Financial and alternative financial lending generates economic benefits for an enterprise needing funding to continue its operations or even expand its business. The alternative lending market in the US alone made transactions worth approximately 74 billion USD in 2020. In exchange for managing their risk, lending companies make profits and create shareholder value.
Financing companies, both large and small, often use tools that help them manage the lending process. A more closely suited tool to its business operations processes can help the financier with better underwriting, timely approvals, faster decision making, and fewer unpredicted losses. Financiers are always looking for tools that help them better the quality of their portfolio and deliver exceptional customer satisfaction.
Drawing parallels from other industries, customers today have high expectations. However, financiers today use systems that contain manual processes. This manual intervention often leads to several process bottlenecks, delayed decision making, more wait for the customers, and internal data challenges that prevent them from harvesting insights.
In this post, we see the ways automation can streamline several parts of the loan origination process and help financiers be more agile and customer savvy.
Automating customer data collection
Manual customer data collection can lead to inconsistent data and duplication of efforts while entering it into lending systems. Customer-facing portals can help plug customer data into the financier’s lending systems. In addition, business rules can help automate the next step based on the data entered, differentiating between applications that ready for approval right away and those that need more information and documentation.
More sophisticated lending systems also integrate data from other sources, such as credit systems. This integration is beneficial for more complex commercial borrowing, where financiers need to understand the customer’s existing financial health. These insights can help financiers make better-informed lending decisions that, in turn, create better value for their investors and better manage risks of defaulting.
Post the customer data collection, the next step is spreading the financial data to estimate the borrowers’ credit worthiness. Today’s loan origination systems can connect to the customer’s accounting and tax systems that facilitate the electronic exchange of data. This exchange does away with the inconsistencies and errors or manual data entry and lets the system pre-screen the customer and provide an in-principal decision in minutes.
Loan processes often need certified financial documents by an accounting body that has verified their authenticity. However, the loan origination system can group a customer under evaluation with a specific set of customers based on their current financial data and assign them a worthiness score.
This data-driven decision-making can help the financier accelerate its decision-making and get a real-time view of its risk exposure. In addition, this rapid initial scoring gives analysts more time to run deeper analyses and uncover any hidden risks or gains in the customer’s business operations.
Automating credit application and decisioning
Once the analysis is complete and a credit appetite is determined, the next step is to present this analysis for credit application and decisioning. For many financiers, this is again a manual exercise. Several pieces of paper must be presented in a specific format extending the approval time.
Several loan origination systems seamlessly integrate with systems or applications that lenders already possess. However, many of them require proper integration to exchange data seamlessly. They can use the data and information stored in the origination system to mirror a lender’s paper-based forms to conduct its decision-making analysis.

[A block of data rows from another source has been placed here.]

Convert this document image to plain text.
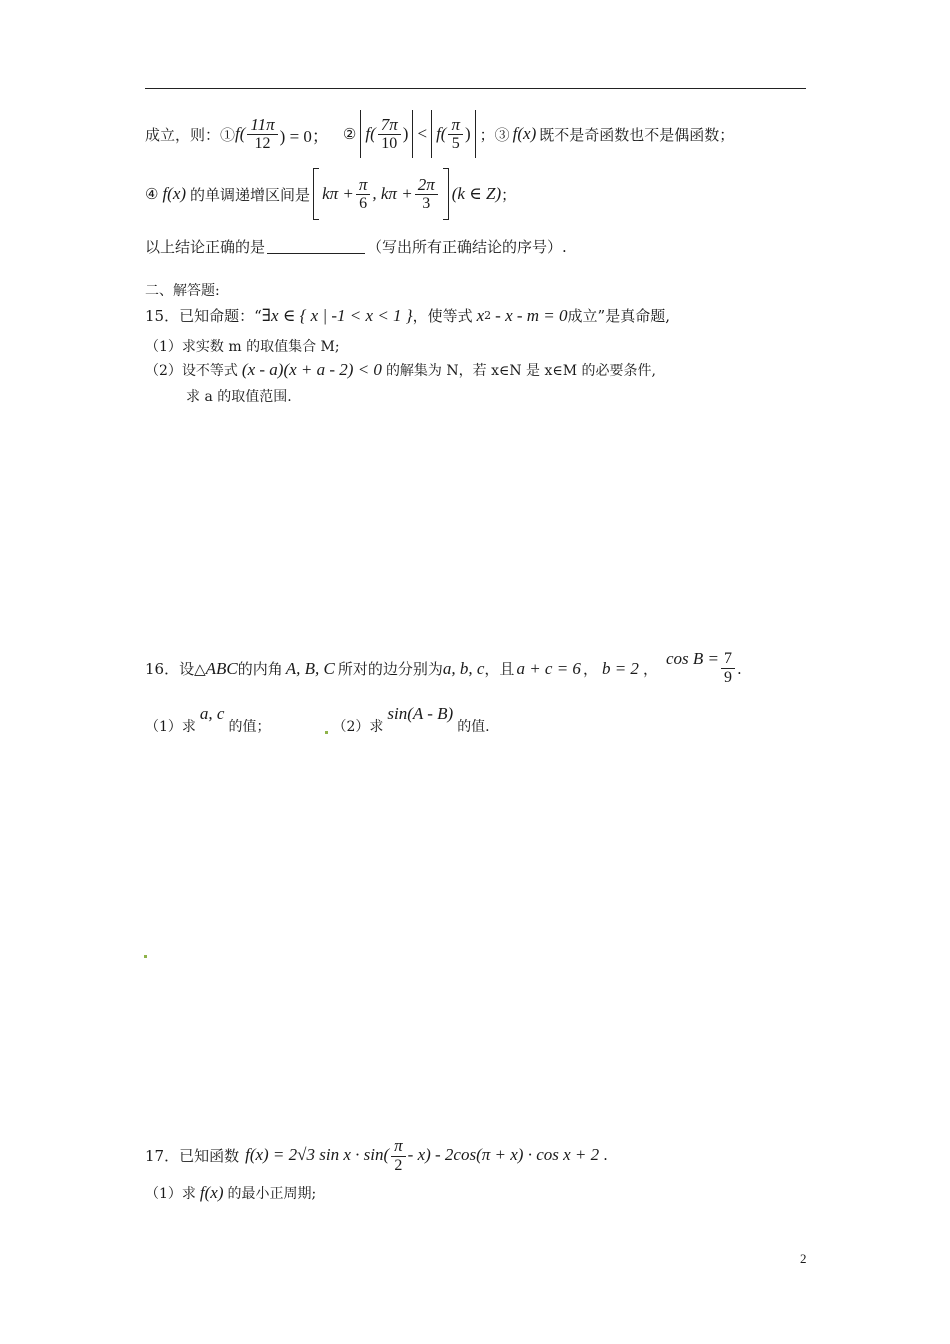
成立，则：① $f( \frac{11\pi}{12}$ ) = 0； ② $f( \frac{7\pi}{10}$ ) < $f( \frac{\pi}{5}$ ) ；③ f(x) 既不是奇函数也不是偶函数；
④ f(x) 的单调递增区间是 $k\pi + \frac{\pi}{6}$ , $k\pi + \frac{2\pi}{3} (k$ ∈ Z) ；
以上结论正确的是	（写出所有正确结论的序号）.
二、解答题:
15．已知命题：“ ∃x ∈ { x | -1 < x < 1 } ，使等式 x 2 - x - m = 0 成立”是真命题,
（1）求实数 m 的取值集合 M;
（2）设不等式 (x - a)(x + a - 2) < 0 的解集为 N，若 x∈N 是 x∈M 的必要条件,
求 a 的取值范围.
16．设△ ABC 的内角 A, B, C 所对的边分别为 a, b, c ，且 a + c = 6 ， b = 2 ，
$\cos B = \frac{7}{9}$ .
（1）求
a, c
的值；	（2）求
sin(A - B)
的值.
17．已知函数 f(x) = 2√3 $\sin x \cdot \sin( \frac{\pi}{2} - x) - 2\cos(\pi + x) \cdot \cos x + 2$ .
（1）求 f(x) 的最小正周期;
2
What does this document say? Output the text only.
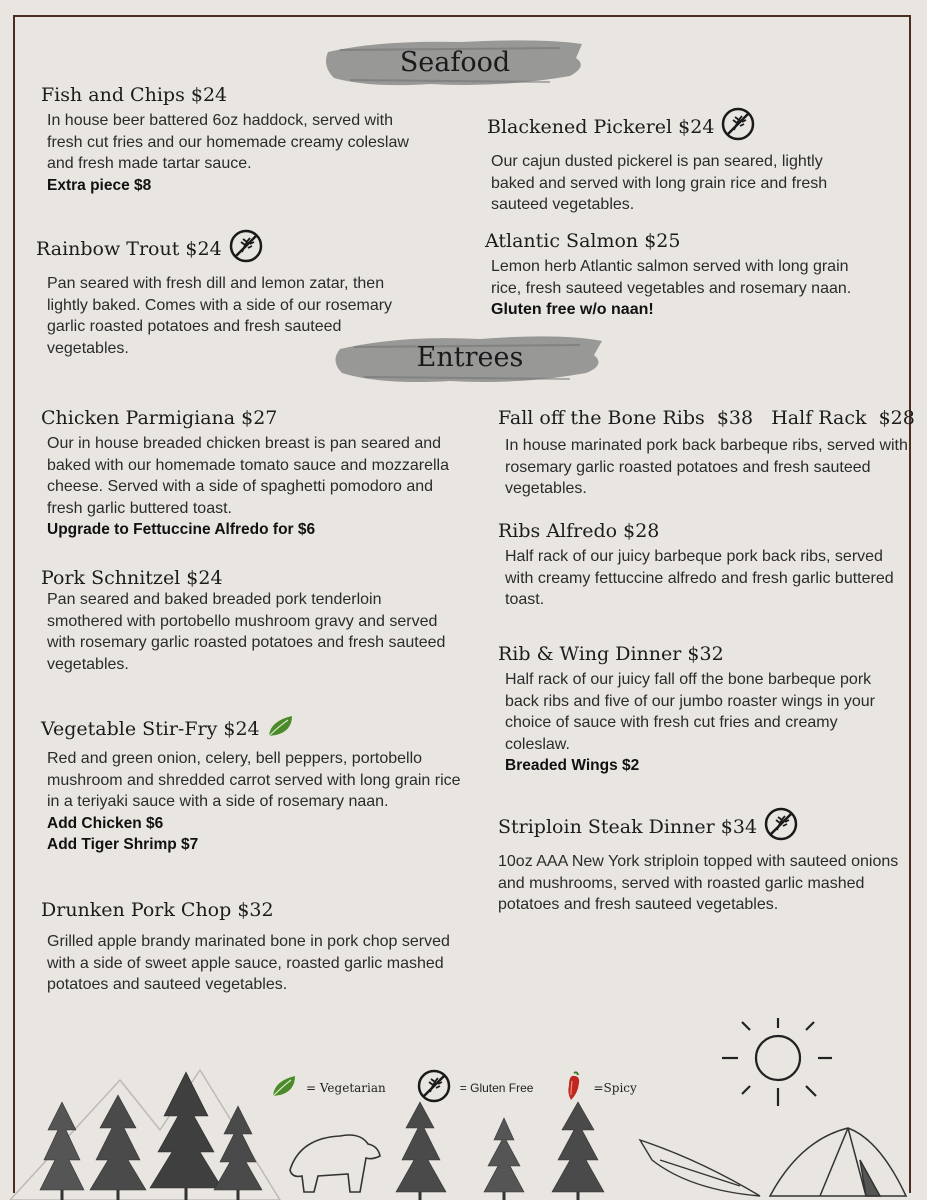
Seafood
Fish and Chips $24
In house beer battered 6oz haddock, served with fresh cut fries and our homemade creamy coleslaw and fresh made tartar sauce.
Extra piece $8
Rainbow Trout $24
Pan seared with fresh dill and lemon zatar, then lightly baked. Comes with a side of our rosemary garlic roasted potatoes and fresh sauteed vegetables.
Blackened Pickerel $24
Our cajun dusted pickerel is pan seared, lightly baked and served with long grain rice and fresh sauteed vegetables.
Atlantic Salmon $25
Lemon herb Atlantic salmon served with long grain rice, fresh sauteed vegetables and rosemary naan. Gluten free w/o naan!
Entrees
Chicken Parmigiana $27
Our in house breaded chicken breast is pan seared and baked with our homemade tomato sauce and mozzarella cheese. Served with a side of spaghetti pomodoro and fresh garlic buttered toast.
Upgrade to Fettuccine Alfredo for $6
Pork Schnitzel $24
Pan seared and baked breaded pork tenderloin smothered with portobello mushroom gravy and served with rosemary garlic roasted potatoes and fresh sauteed vegetables.
Vegetable Stir-Fry $24
Red and green onion, celery, bell peppers, portobello mushroom and shredded carrot served with long grain rice in a teriyaki sauce with a side of rosemary naan.
Add Chicken $6
Add Tiger Shrimp $7
Drunken Pork Chop $32
Grilled apple brandy marinated bone in pork chop served with a side of sweet apple sauce, roasted garlic mashed potatoes and sauteed vegetables.
Fall off the Bone Ribs  $38   Half Rack  $28
In house marinated pork back barbeque ribs, served with rosemary garlic roasted potatoes and fresh sauteed vegetables.
Ribs Alfredo $28
Half rack of our juicy barbeque pork back ribs, served with creamy fettuccine alfredo and fresh garlic buttered toast.
Rib & Wing Dinner $32
Half rack of our juicy fall off the bone barbeque pork back ribs and five of our jumbo roaster wings in your choice of sauce with fresh cut fries and creamy coleslaw.
Breaded Wings $2
Striploin Steak Dinner $34
10oz AAA New York striploin topped with sauteed onions and mushrooms, served with roasted garlic mashed potatoes and fresh sauteed vegetables.
= Vegetarian	= Gluten Free	=Spicy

While automated decision-making is widespread in the retail credit space, this is still uncommon in commercial borrowing. While commercial lending still contains an element of human judgment, the loan processing can be highly automated. With the proliferation of mobile applications, the time for decision-making reduces further.
Automating monitoring covenants
Once the loan is processed, the asset still needs monitoring. The risk needs monitoring periodically for any covenants and specific conditions. However, monitoring the asset and tracking the covenants can be automated. A system well integrated with third-party data sources, the client’s financial systems, the financier’s CRM, and other relevant 3rd party sources can automate covenant monitoring.
This automation can reduce the total cost of ownership and maintenance of the asset and ensures its future value remains as high as possible. In addition, the automation pushes any red flags to the financier. It can even assess market conditions to determine the impact on an asset’s value in the near term.
Automating risk monitoring
Banks and financial institutions have already taken significant steps in automating risk monitoring. It would be a travesty not to take advantage of this know-how and implement this in lending.
Typically, with manual underwriting processes and paper-based systems, financiers cannot fully understand their risk exposure and how it changes over time. As a result, most underwriting officers follow a rules-based approach to estimating risk.
Automating risk monitoring and exposure also depends on the integrity of data generated over the borrowing process. In a manual process environment, financiers often spend inordinate amounts of time and effort to consolidate this data. In addition, they need to verify its authenticity before assessing their risk exposure. This delay highlights why data integrity in a loan origination system is essential. And how automating data collection at each step is vital in accurately determining risk and its impact.
While the banking and financial institutions remain pioneers in technology adoption and automation, lending remain laggards in this space. Many financiers usually own a mix of commercial-off-the-shelf (COTS) and custom applications that handle loan origination processes. However, not all of them seamlessly integrate breaking data flow and decisioning process. Moreover, when components change or replace, others may need to be re-written to make them work with newer ones.
Automating loan origination can help financiers seamlessly collect and process customer data across all platforms and devices. These solutions also enable financiers to improve time to value, eliminate bottlenecks that prevent them from chasing stretch goals, and reduce technology costs through each phase of the process.